Recognise this one?
Recent college graduate Benjamin Braddock is trapped into an affair with Mrs. Robinson, who happens to be the wife of his father’s business partner and then finds himself falling in love with her teenage daughter, Elaine.
On Thursday 30th November, Alty Film Club says “here’s to you Mrs Robinson” as we luxuriate in our memories of how primordial Generation X-er, Benjamin Braddock stunned, appalled and excited cinema-goers at the fag-end of the ‘60s and created a classic tale of social dysfunction and trashing weddings. We’re all fucked-up, is there any hope? The Graduate is certainly very funny, but in cutting a swathe through Hollywood’s middle-class American value system this is also satire at its most biting.
“The Graduate,” the funniest American comedy of the year, is inspired by the free spirit which the young British directors have brought into their movies. It is funny, not because of sight gags and punch lines and other tired rubbish, but because it has a point of view. That is to say, it is against something.

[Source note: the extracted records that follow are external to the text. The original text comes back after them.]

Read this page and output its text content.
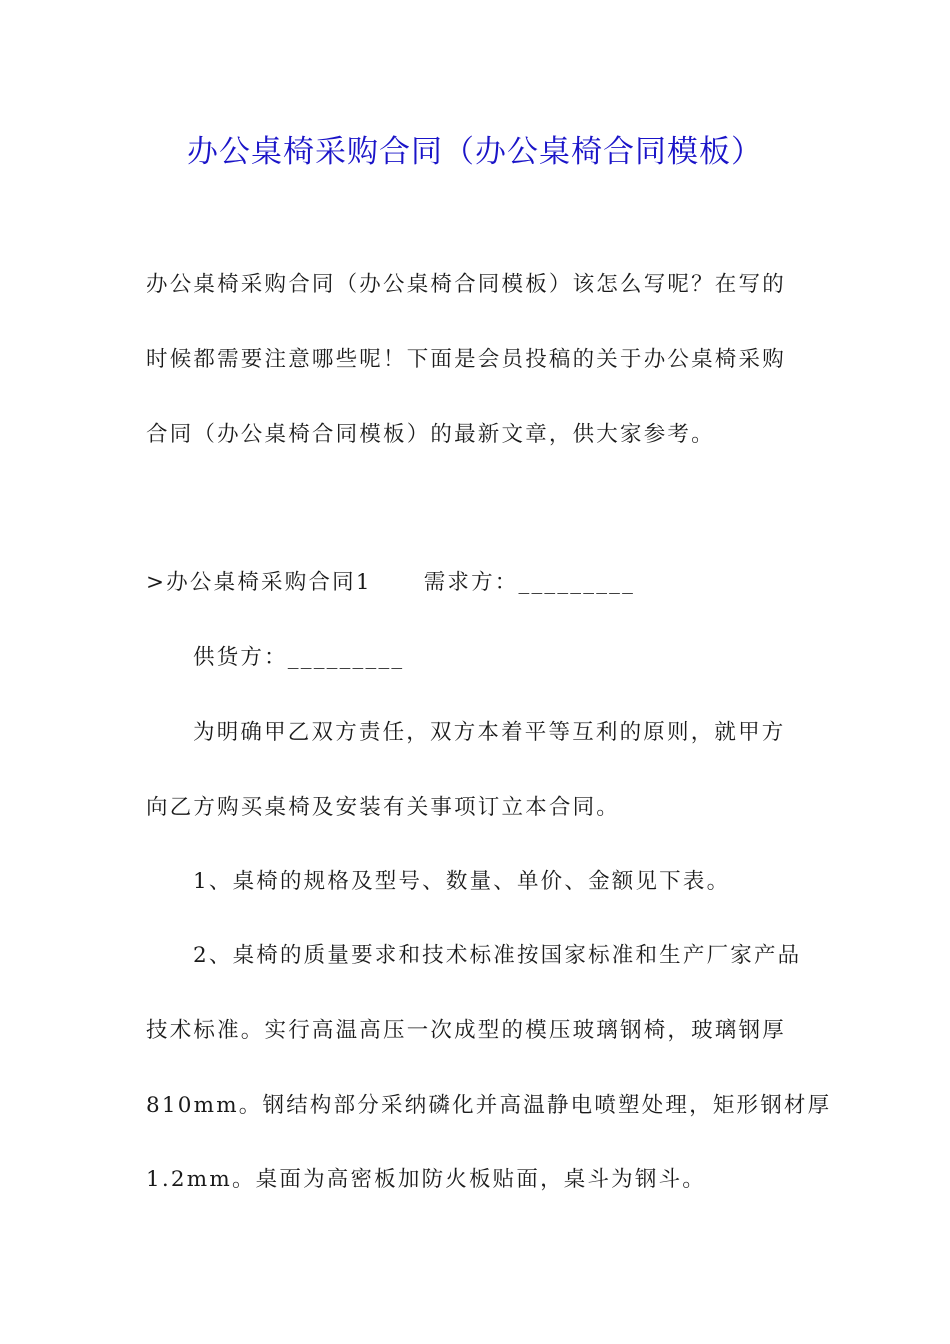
办公桌椅采购合同（办公桌椅合同模板）
办公桌椅采购合同（办公桌椅合同模板）该怎么写呢？在写的
时候都需要注意哪些呢！下面是会员投稿的关于办公桌椅采购
合同（办公桌椅合同模板）的最新文章，供大家参考。
>办公桌椅采购合同1 需求方：_________
供货方：_________
为明确甲乙双方责任，双方本着平等互利的原则，就甲方
向乙方购买桌椅及安装有关事项订立本合同。
1、桌椅的规格及型号、数量、单价、金额见下表。
2、桌椅的质量要求和技术标准按国家标准和生产厂家产品
技术标准。实行高温高压一次成型的模压玻璃钢椅，玻璃钢厚
810mm。钢结构部分采纳磷化并高温静电喷塑处理，矩形钢材厚
1.2mm。桌面为高密板加防火板贴面，桌斗为钢斗。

Comedy is naturally subversive, no matter what Doris Day thinks.
Roger Ebert 26 December 1967
And that reference to Doris Day is pertinent, as the squeaky clean Hollywood A-lister was, in fact, Nichols 1st choice for Mrs Robinson. How different might that film have become?
So, a glorious film, with Simon & Garfunkel’s memorable score, and beautiful Alfa Romeo Spider for the ride. What treasures we bring!